Gözlerini anlamsızca kalabalıkta (ya da benim durumumda gökyüzünde ve yeryüzünde) gezdir.

Nefesine odaklan.

Sadece on saniye.

Tamam, hazırım.

Gerçekten çağlar geçmiş olacak ki konuşmamı not aldığım zaman kâğıdı toz olmuş havaya karışmış, işin kötüsü kıyafetlerim de öyle. Şimdi aynı tarihim gibi; tüm çıplaklığımla karşılarındayım. Kesinlikle daha da çok utanıyorum.

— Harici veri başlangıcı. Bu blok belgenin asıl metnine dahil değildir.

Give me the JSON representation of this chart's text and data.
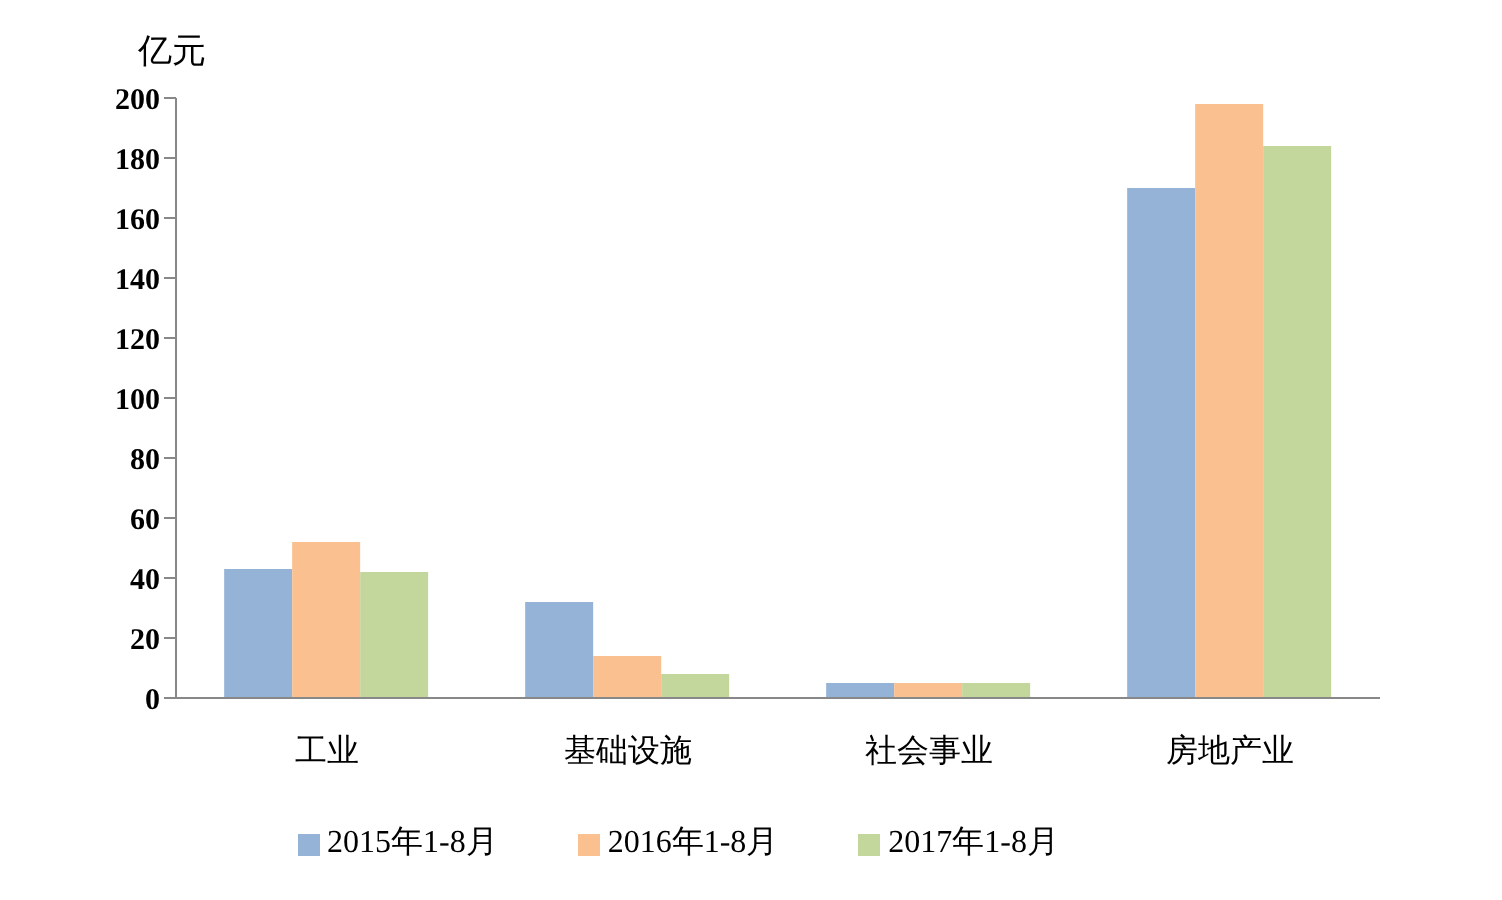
{
  "chart_data": {
    "type": "bar",
    "ylabel": "亿元",
    "categories": [
      "工业",
      "基础设施",
      "社会事业",
      "房地产业"
    ],
    "series": [
      {
        "name": "2015年1-8月",
        "color": "#95b3d7",
        "values": [
          43,
          32,
          5,
          170
        ]
      },
      {
        "name": "2016年1-8月",
        "color": "#fac090",
        "values": [
          52,
          14,
          5,
          198
        ]
      },
      {
        "name": "2017年1-8月",
        "color": "#c3d69b",
        "values": [
          42,
          8,
          5,
          184
        ]
      }
    ],
    "ylim": [
      0,
      200
    ],
    "yticks": [
      0,
      20,
      40,
      60,
      80,
      100,
      120,
      140,
      160,
      180,
      200
    ],
    "legend": "bottom"
  }
}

Ve şimdi onca şeyden sonra, tüm o yıkılan şehirler, ölen umutlar, yıkılan heykeller ve geçen çağlardan sonra; o kâğıda yazdığım sayfalarca şeyin hiçbir önemi olmadığını fark ediyorum. Her satırı “koyduk mu” benzeri futbol magandası afra tafrasından ibaretmiş meğer, aslında söyleyecek ne az şeyim varmış.

Sakat kayanın üstüne çıktım ve bağırdım;

“Yeni şehir halkımındır, doğru tanrıçanın puta ihtiyacı olmazmış,

Başardım!”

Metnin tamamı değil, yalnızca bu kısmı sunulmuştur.